10 Tips for Riding in the Rain
If you’ve done much riding at all, you’ll have done it in the rain. Here are a few tips to make riding in the rain safer, more comfortable — and drier.
- Purchase and carry high quality rain gear. Look for clothing that:
- Fits properly over your other gear, without being too loose. Flapping causes premature wear, ineffective protection and it’s not at all cool.
- Packs down easily and takes up minimal room.
- Is highly conspicuous.
- Is breathable. Gortex is ideal and will help keep you warm and dry.
- Fits snugly around wrists and ankles.
- Has a high collar that fits under your helmet so water doesn’t seep in.
- Remain calm if it starts to rain. Allow extra distances for stopping and reacting. Smooth moves are more important than ever and be more attentive to making one maneuver at a time – i.e. braking, turning, leaning, shifting.
- Pull off the road if necessary and wait it out, especially if you find yourself hydroplaning or unable to see where you’re going. I know it sounds logical but trust me, it doesn’t always happen. It’s a good idea to wait out the early part of the rain when roads are their slipperiest. If you need to pull off to put on your gear, make sure you’re well out of traffic. It’s a lot easier to do it ahead of time than once the roads and you are wet.

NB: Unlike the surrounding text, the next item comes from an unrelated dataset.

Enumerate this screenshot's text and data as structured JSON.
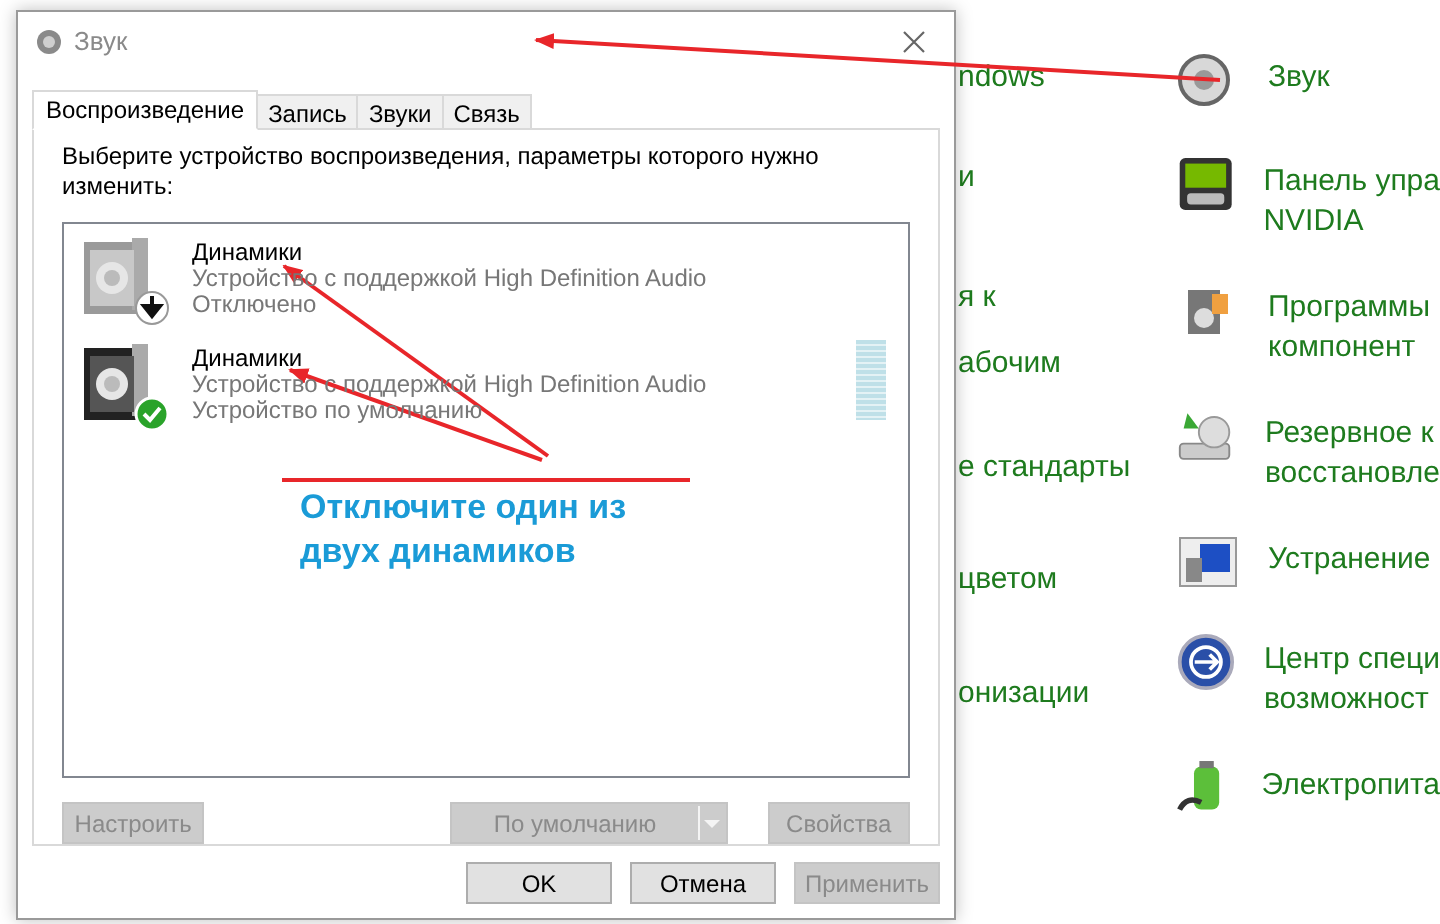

- Wear extra layers in the cold. Warm and wet is better than cold and wet. Even if the rain gets through your gear, extra layers will help keep you warm and deter the onset of hypothermia.
- Avoid painted lines, metal covers, grates on the road and of course oil or gas spills. All can be slippery.
- Double check your tires to make sure they are in good repair, there is lots of tread and they’re properly inflated.
- Ensure sure your indicator lights and headlights work properly. It’s always important but even more so when visibility may be impaired.
- Wear a full face helmet or at least have a face shield. Make sure your visor is clear, and free of scratches.
- Carry extra apparel so you can change into dry clothing if necessary.
- Make sure your luggage is waterproof. If not, have plastic bags on hand to stow clothing and/or fragile items.
Bonus: Be prepared. The weather can be unpredictable and even a day that starts out sunny might have raindrops later on. If we’d have stayed home every time rain was predicted, we’d have missed some nice riding opportunities.
This is so helpful. I’m 63 and didn’t start riding until last year but wish I had began the journey many years ago! It is absolutely the love of my life now and tidbits like this are always helpful. Thank you!
Thanks Carol! I guess you’ve got some catching up to do! 🙂
Need advice. Pulling over to the right shoulder of the highway during a storm is as frightening as staying on road. How do I position motorcycle so that I don’t drop it to the right side because the kickstand is on the same side of the elevated side of shoulder? I am embarrassed to admit I just can’t figure it out myself…lol…thanks
It can be tricky and tough to make the right decision.
The best thing to do is avoid the situation if you can. When you see the storm approaching, consider the road you’re heading into and what your options will be. It might be best to wait it out or take another route. Your own safety is always the first priority. I don’t like to put on rain gear until I need to but it looks pretty likely that I’m going to need it and there’s going to be no safe place to stop, I’ll put it on ahead of time.
However, we can’t always avoid it. Weather can get worse than expected and/or beyond our skills to navigate, making pulling off the road the best decision. The shoulders can be eroded, angled, soft, deep gravel – you never know. Sometimes there is no shoulder. You always have to make the best decision at the time. Look for the safest place to pull off. I’d sooner be picking up a tipped bike from the side of the road than getting run over or running into something. And a good Samaritan will always be by to help.